FF /4 JMP r/m32 Jump near, absolute indirect, address given in r/m32.

[MichaelFarthing]

This is fundamentally accurate, though actually it is possible to have a modRm that consists of a displacement only
ie [ void register ] + displacement.

The (16 bit) coding would be FF 16 34 12 for the example previously given of jmp 0x1234 (absolute in current cs segment).

The way this would actually be written in the source code would depend on the assembler, and never to my knowledge having sought to do it I don't know how to. Instinctively, however, it might have to be written jmp []+0x1234

[MichaelPetch]

I know that the value of cs register is undefined when the bootloader starts. However I checked it's value on qemu and it is always zero.

Just because one environment appears to be 0 it doesn't mean others won't. Back in the old days the El Torrito specification suggested the default segment used to transfer control to a bootloader was 0x07c0 (and not 0x0000). In some versions of Bochs if you boot as a floppy or hard drive the segment is 0x0000 and if you boot from a CD-ROM it is 0x07c0. There are real world BIOSes (usually much older ones) where the segment may not be zero.
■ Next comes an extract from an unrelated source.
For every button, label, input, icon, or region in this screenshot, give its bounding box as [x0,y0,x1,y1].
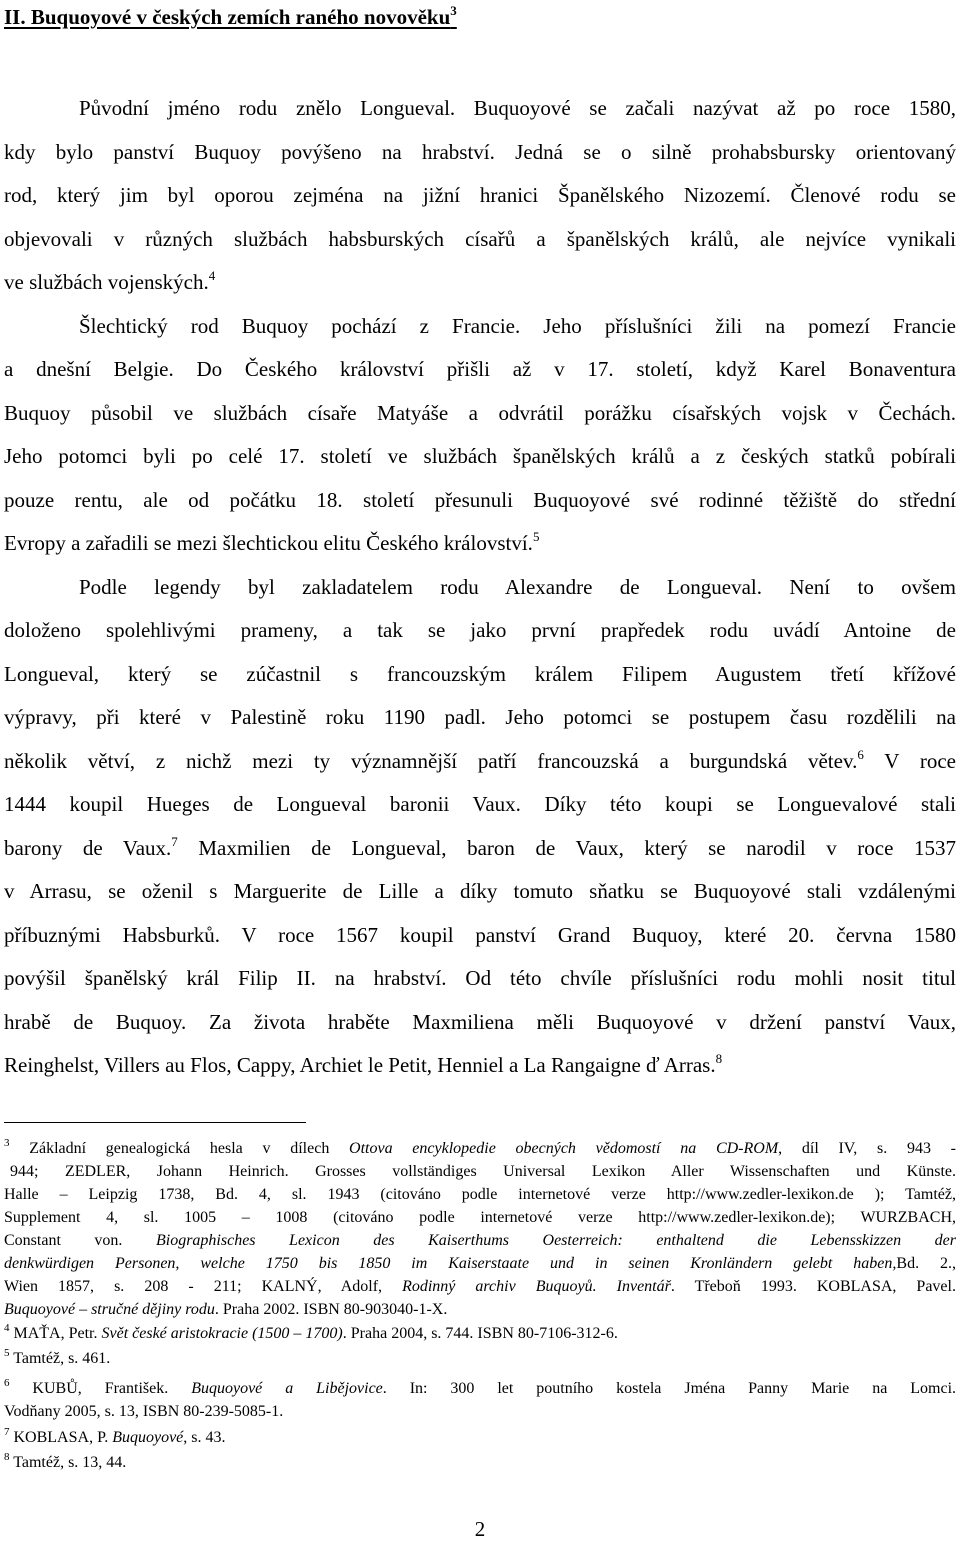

Although 0x07c0:0x0000 and 0x0000:0x7c00 point to the same physical address there are situations where a bootloader can be written in such a way that the code may fail depending on the segment used. I wrote about such situation in this Stackoverflow Question/Answer. Effectively you can write your code to avoid the rarer situations where the actual value of CS matters or you can have your bootloader do a FAR JMP to set explicitly set CS. The worst thing you can do is copy the value of CS to DS,ES etc. I don't ever recommend doing this without a FAR JMP preceding it:

Code: Select all

mov ax, cs
mov ds, ax
mov es, ax 

If you do this then you propagate a potentially unwanted value from CS to the other segments (especially DS).

[Octocontrabass]

The way this would actually be written in the source code would depend on the assembler, and never to my knowledge having sought to do it I don't know how to. Instinctively, however, it might have to be written jmp []+0x1234

In NASM syntax, it's the same as any other effective address on any other instruction:

Code: Select all

mov ax, [0x1234]
jmp [0x1234]

I would expect other assemblers to also accept their usual syntax for effective addresses.

[MichaelFarthing]

I was thinking in Intel manual at the time, where for some reason the displacement is written outside the square brackets.